D K Bose – Demystified
I like to think of myself as a liberal person. But, some things just don’t feel right. Like, having your 6-8 year old girls choreograph a dance to ‘sheila ki jawani’ and the adults will later watch the performance. Even if it is a private party for a few close families. Even if everyone’s daughter is participating. It just doesn’t seem right when your girl is moving and grooving to ‘I’m too sexxxy for you, main tere haath na aani’ (I’m to sexy for you, you won’t be able to get hold of me); especially because they don’t know what it means.
In a similar vein, not consciously, but it just so happens that we don’t listen to anything that is vulgar/not appropriate at home. Imagine my surprise when abu, one day, is singing “bhaag, bhaag, d k bose, d k bose, d k bose, bhaag d k bose” (will be translated soon enough in this anecdote). He was singing it so well, with complete lyrics. That “don’t know whether to laugh or to cry” moment because except for that one play on words, the song is pretty cool. And the other kids in the house were laughing their hearts out while asking for an encore whenever abu went “abhi aaayi yaaaa” (listen to clip below to see what I mean).
And this had become one of those routines for about 4-5 days. I couldn’t say don’t sing this song, lest I’d have to explain why. I didn’t want to bring in extra attention to something not worthy of it either. But ha-ha! If only parenting were so rosy to let it slide. The time came.
abu – mamma, A was saying that ‘bhaag bhaag’ is a bad song. D K Bose is a bad word. No na, mamma? It’s just a guy or girl’s name, right?
me (gulp, think, gulp, think, gulp) – well…yes…it is a name…
(gaining better control) see like when you say “ram, ram, ram, ram” too many times, it sounds like “mara, mara, mara, mara, mara” (Who knew this common silly, joke-type thingy would come in handy as a parenting tool!?) similarly, when you say “D K Bose” together too often it becomes a word which has a very bad meaning. So bad that even adults shouldn’t really be saying it. (I wanted to add, “come to think of it, I don’t think I know why it is bad”, but let that be.)
abu – ok
me … (*phew* that was easy) … I left the room, only to think the song ain’t that bad and the way he sang it, lyrics and all, it was worth encouraging. Here’s hoping I haven’t caused any serious damage to my 9-year-old’s developing brain/IQ/EQ/whatever…
Meanwhile, for your listening pleasure – abu’s version of ‘bhaag bhaag’
The disturbing thing is that some parents make their children dance to such songs for family functions.

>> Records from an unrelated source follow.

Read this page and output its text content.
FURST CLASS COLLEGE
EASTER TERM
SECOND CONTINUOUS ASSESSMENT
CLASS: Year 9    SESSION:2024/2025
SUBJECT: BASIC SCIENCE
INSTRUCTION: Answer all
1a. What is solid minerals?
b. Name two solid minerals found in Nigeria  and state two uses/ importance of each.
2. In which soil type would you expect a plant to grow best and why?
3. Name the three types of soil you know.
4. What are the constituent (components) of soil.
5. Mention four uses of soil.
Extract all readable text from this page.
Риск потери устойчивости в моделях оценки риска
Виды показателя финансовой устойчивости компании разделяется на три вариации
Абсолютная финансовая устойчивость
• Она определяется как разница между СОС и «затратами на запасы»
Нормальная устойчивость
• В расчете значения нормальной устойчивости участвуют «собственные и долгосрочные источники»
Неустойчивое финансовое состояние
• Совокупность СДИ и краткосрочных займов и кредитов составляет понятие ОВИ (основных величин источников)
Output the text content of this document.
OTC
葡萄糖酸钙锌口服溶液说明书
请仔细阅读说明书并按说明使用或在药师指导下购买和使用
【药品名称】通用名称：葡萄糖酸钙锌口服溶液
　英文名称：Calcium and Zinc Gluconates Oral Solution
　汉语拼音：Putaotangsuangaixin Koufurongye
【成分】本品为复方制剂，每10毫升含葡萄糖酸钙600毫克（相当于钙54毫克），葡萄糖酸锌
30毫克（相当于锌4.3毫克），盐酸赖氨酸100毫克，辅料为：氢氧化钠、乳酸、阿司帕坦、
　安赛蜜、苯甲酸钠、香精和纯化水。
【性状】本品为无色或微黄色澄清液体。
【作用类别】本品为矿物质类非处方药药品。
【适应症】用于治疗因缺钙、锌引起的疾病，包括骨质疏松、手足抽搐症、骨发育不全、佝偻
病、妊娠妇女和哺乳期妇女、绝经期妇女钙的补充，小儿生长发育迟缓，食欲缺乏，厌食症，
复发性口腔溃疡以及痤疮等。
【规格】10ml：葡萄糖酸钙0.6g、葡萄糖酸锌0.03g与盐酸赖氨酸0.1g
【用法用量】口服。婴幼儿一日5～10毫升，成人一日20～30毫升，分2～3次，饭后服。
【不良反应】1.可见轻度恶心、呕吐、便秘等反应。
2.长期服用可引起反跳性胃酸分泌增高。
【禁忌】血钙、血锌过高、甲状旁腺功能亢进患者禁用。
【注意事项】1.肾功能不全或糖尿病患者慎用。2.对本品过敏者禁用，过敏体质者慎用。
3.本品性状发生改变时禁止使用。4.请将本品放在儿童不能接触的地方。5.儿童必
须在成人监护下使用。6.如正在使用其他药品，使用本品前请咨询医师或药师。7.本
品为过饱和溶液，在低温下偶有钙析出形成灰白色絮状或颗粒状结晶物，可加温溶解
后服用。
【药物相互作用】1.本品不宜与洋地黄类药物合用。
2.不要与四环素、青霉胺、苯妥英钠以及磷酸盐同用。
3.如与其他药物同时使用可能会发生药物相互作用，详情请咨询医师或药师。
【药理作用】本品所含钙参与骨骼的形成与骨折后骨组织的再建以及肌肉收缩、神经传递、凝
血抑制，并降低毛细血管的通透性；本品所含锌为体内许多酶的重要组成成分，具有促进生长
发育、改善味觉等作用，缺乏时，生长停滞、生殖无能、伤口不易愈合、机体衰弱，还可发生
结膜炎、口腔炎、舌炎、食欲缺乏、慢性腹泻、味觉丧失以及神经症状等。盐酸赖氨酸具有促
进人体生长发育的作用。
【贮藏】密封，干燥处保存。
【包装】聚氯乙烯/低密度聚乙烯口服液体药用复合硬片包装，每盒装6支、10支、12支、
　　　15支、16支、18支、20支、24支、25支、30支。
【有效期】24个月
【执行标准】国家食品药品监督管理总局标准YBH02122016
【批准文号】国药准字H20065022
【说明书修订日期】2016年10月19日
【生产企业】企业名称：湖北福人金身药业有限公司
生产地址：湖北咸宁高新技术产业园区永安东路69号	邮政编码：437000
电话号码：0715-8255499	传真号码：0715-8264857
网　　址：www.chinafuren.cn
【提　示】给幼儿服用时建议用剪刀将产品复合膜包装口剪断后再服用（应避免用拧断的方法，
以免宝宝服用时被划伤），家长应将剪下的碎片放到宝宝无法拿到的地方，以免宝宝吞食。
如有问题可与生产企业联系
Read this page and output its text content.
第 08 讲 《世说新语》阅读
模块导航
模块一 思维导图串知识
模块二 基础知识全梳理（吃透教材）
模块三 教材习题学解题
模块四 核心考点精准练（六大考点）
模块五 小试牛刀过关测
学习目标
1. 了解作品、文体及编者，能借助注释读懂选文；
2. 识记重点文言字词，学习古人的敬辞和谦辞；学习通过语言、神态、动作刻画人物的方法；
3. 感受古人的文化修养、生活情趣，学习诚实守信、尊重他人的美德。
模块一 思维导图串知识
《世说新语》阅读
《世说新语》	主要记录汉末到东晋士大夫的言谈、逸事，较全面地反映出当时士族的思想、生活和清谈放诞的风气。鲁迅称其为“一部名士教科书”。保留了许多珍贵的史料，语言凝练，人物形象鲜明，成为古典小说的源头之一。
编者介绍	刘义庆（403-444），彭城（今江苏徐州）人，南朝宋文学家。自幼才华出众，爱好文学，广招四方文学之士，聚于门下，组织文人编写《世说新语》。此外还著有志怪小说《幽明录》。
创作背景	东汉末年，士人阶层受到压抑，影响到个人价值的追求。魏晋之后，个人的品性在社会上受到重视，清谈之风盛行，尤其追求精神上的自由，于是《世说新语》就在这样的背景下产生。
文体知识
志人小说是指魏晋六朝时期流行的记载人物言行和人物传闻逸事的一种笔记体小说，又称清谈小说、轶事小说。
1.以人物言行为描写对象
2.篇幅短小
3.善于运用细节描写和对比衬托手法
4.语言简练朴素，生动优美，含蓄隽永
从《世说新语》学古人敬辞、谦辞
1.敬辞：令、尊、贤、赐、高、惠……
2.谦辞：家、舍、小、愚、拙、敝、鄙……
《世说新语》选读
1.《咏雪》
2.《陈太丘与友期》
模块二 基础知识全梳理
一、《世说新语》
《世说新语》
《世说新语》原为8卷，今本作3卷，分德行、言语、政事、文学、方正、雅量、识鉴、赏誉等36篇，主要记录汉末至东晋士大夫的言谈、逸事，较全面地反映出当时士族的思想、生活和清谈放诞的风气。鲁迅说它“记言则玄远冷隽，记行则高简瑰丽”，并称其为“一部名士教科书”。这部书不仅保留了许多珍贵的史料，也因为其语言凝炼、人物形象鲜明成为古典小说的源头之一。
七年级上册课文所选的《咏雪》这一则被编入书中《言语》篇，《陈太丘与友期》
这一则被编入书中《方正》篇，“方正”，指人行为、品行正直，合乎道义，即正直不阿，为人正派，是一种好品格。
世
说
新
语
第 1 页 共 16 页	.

I remember Saroj Khan (choreographer) scolding parents of a girl who made her dance on a suggestive song for a children’s dance competition show on TV
Your solution was very smart and just-in-time.
Disturbing, indeed! Good on Saroj Khan, btw. I really don’t understand how it goes on.
Only time will tell how smart and in-time the solution/explanation was.
These songs are indeed disturbing. As parents we can try our best to divert our kids away from them ( last resort being – prohibit from singing that song ). Challenge i have seen is from people ( friends /neighbours /relatives ) around encouraging our kids to gyrate to these songs. Just not sure how to handle such situation.
Yeah. ditto. I actually had a mini-tiff with the friend who was okay with our girls choreographing on sheila. “they are kids, you are giving it more importance” I stayed firm and told the kids not happening because the meaning is adult the meaning of which they don’t know and are not old enough to be told. The thing is I got away this once, how many times can we pick fights? And they do know all these songs without us exposing it to them, right?
That’s a very creative way of solving the ‘problem’. And problem is what we have. And it’s scary. Yes, even I always prided at being liberal, but I think even I draw a line where little girls encouraged to dance to raunchy songs. And kids being exposed to double meaning songs. The latter we don’t even have control over as parents now, unfortunately.
Thanks, asuph. And yes, “scary” is the word. I was at this one-year old’s birthday party the other day, where the puppeteer guy did a puppet dance on “munni” and one of the guests was so enthused that he made the host play “munni” again so all the kids would have a great time dancing. The host was so uncomfortable, luckily the guest wasn’t encouraged by anyone, including the kids and thus “munni” didn’t become badnaam after all…this once.
Manushi said “looking at it from another perspective, we should be thankful he is not singing “pan-chure” from the same movie!”
@Anand there’s always a silver lining, isn’t there?